Visual: the gamma curve looks like a tall narrow peak at expiration, centered on the strike, with very little gamma far from the strike or far from expiration.
The 7-DTE ATM danger zone
Consider an AAPL $190 call with 7 days to expiration when AAPL is at $190 (perfectly ATM). Typical numbers:
- Delta: ~0.50
- Gamma: ~0.15
- Theta: -$0.25/day
If AAPL rises $3 in one day (1.6% move), the new delta is 0.50 + (3 × 0.15) = 0.95. Your option is now essentially long stock.
For a covered call seller, this means: you sold a call that was “30% probability of assignment” a few days ago. Now it's 95% certain to be assigned. You can either close at a big loss or accept the assignment that wasn't part of your original plan.
The 14-45 DTE income-seller sweet spot
Most experienced premium sellers stay in the 14-45 DTE window because it balances:
- Theta (good): Decay rate is meaningful — about 0.5-1% of option value per day.
- Gamma (bad, but tolerable): About 1/3 the gamma of a 7 DTE option at the same delta. Moves against you happen, but they don't blow through your strike instantly.
Below 14 DTE: theta is excellent but gamma is brutal. Single-day moves can blow up positions.
Above 45 DTE: gamma is gentle but theta is too slow. You're tying up capital for marginal decay.
The sweet spot: 21-35 DTE at 0.20-0.30 delta. That's the institutional buy-write standard for a reason — the gamma/theta trade-off is optimal.

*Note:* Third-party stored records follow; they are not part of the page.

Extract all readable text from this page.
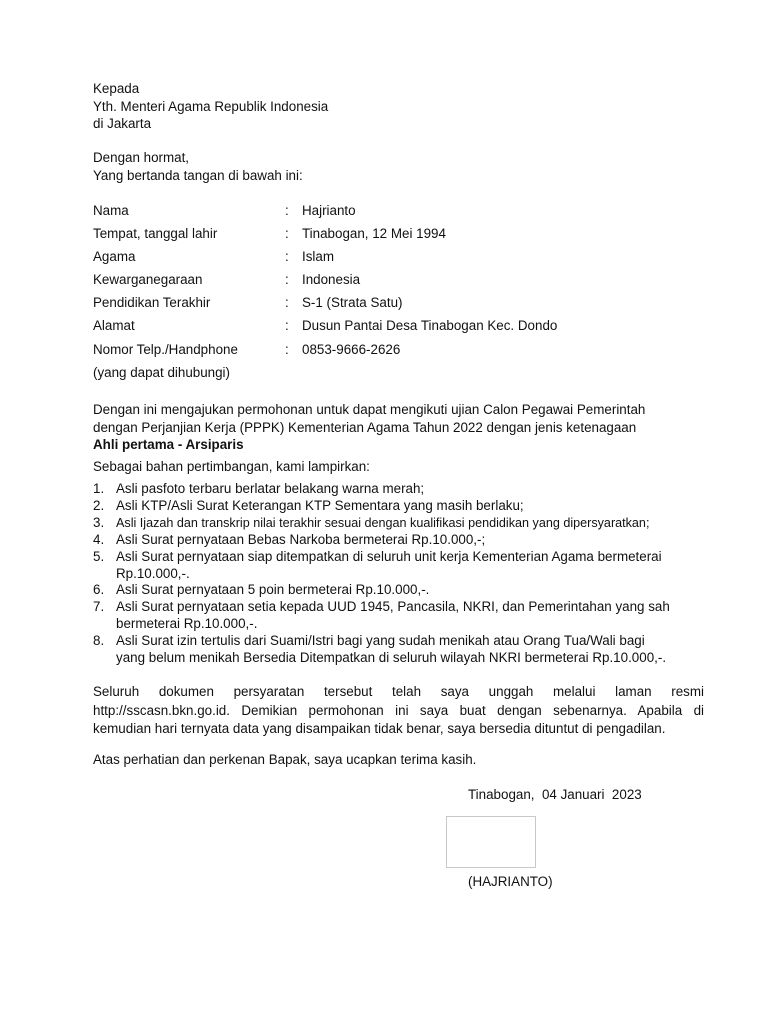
Kepada
Yth. Menteri Agama Republik Indonesia
di Jakarta
Dengan hormat,
Yang bertanda tangan di bawah ini:
Nama	: Hajrianto
Tempat, tanggal lahir	: Tinabogan, 12 Mei 1994
Agama	: Islam
Kewarganegaraan	: Indonesia
Pendidikan Terakhir	: S-1 (Strata Satu)
Alamat	: Dusun Pantai Desa Tinabogan Kec. Dondo
Nomor Telp./Handphone	: 0853-9666-2626
(yang dapat dihubungi)
Dengan ini mengajukan permohonan untuk dapat mengikuti ujian Calon Pegawai Pemerintah
dengan Perjanjian Kerja (PPPK) Kementerian Agama Tahun 2022 dengan jenis ketenagaan
Ahli pertama - Arsiparis
Sebagai bahan pertimbangan, kami lampirkan:
1. Asli pasfoto terbaru berlatar belakang warna merah;
2. Asli KTP/Asli Surat Keterangan KTP Sementara yang masih berlaku;
3. Asli Ijazah dan transkrip nilai terakhir sesuai dengan kualifikasi pendidikan yang dipersyaratkan;
4. Asli Surat pernyataan Bebas Narkoba bermeterai Rp.10.000,-;
5. Asli Surat pernyataan siap ditempatkan di seluruh unit kerja Kementerian Agama bermeterai
Rp.10.000,-.
6. Asli Surat pernyataan 5 poin bermeterai Rp.10.000,-.
7. Asli Surat pernyataan setia kepada UUD 1945, Pancasila, NKRI, dan Pemerintahan yang sah
bermeterai Rp.10.000,-.
8. Asli Surat izin tertulis dari Suami/Istri bagi yang sudah menikah atau Orang Tua/Wali bagi
yang belum menikah Bersedia Ditempatkan di seluruh wilayah NKRI bermeterai Rp.10.000,-.
Seluruh dokumen persyaratan tersebut telah saya unggah melalui laman resmi
http://sscasn.bkn.go.id. Demikian permohonan ini saya buat dengan sebenarnya. Apabila di
kemudian hari ternyata data yang disampaikan tidak benar, saya bersedia dituntut di pengadilan.
Atas perhatian dan perkenan Bapak, saya ucapkan terima kasih.
Tinabogan,  04 Januari  2023
(HAJRIANTO)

Defensive moves when gamma risk peaks
If you have a position approaching expiration with strikes near the underlying:
1. Close at 50% profit. The standard rule. Once a short option has lost half its value, the remaining profit isn't worth the gamma exposure of holding longer.
2. Roll out 7-14 days before expiration. Even if the trade hasn't gone against you, rolling out captures the next cycle's theta while avoiding the gamma spike.
3. Avoid weekly options entirely. Some experienced traders just don't trade weekly options on individual names. The gamma risk is too high for the marginal premium gain.
4. Use spread strategies for very short-dated. If you must trade 7-DTE options, use vertical spreads instead of single-leg shorts. The long leg caps your gamma risk at the cost of some premium.
FAQ
Is gamma always negative for short options?
From the position's perspective, yes — short options have negative gamma exposure. You lose money faster as the stock moves in either direction. Long options have positive gamma.
Why is gamma highest at-the-money?
At-the-money is where delta is most uncertain (could swing from 0.5 to 0.95 or to 0.05 quickly). The further from ATM, the more committed delta already is, so it changes less.
Does gamma matter for 60+ DTE positions?
Less. Gamma decays as you move away from ATM and as time to expiration grows. A 60 DTE ATM option has roughly half the gamma of a 30 DTE ATM option. Long-dated positions are much more theta-driven than gamma-driven.
How can I monitor gamma in my account?
Most brokers display position-level Greeks including gamma. Aggregating across all positions gives you portfolio gamma. As a rule of thumb: total portfolio gamma above ~0.5 per $10k of capital is high and worth watching.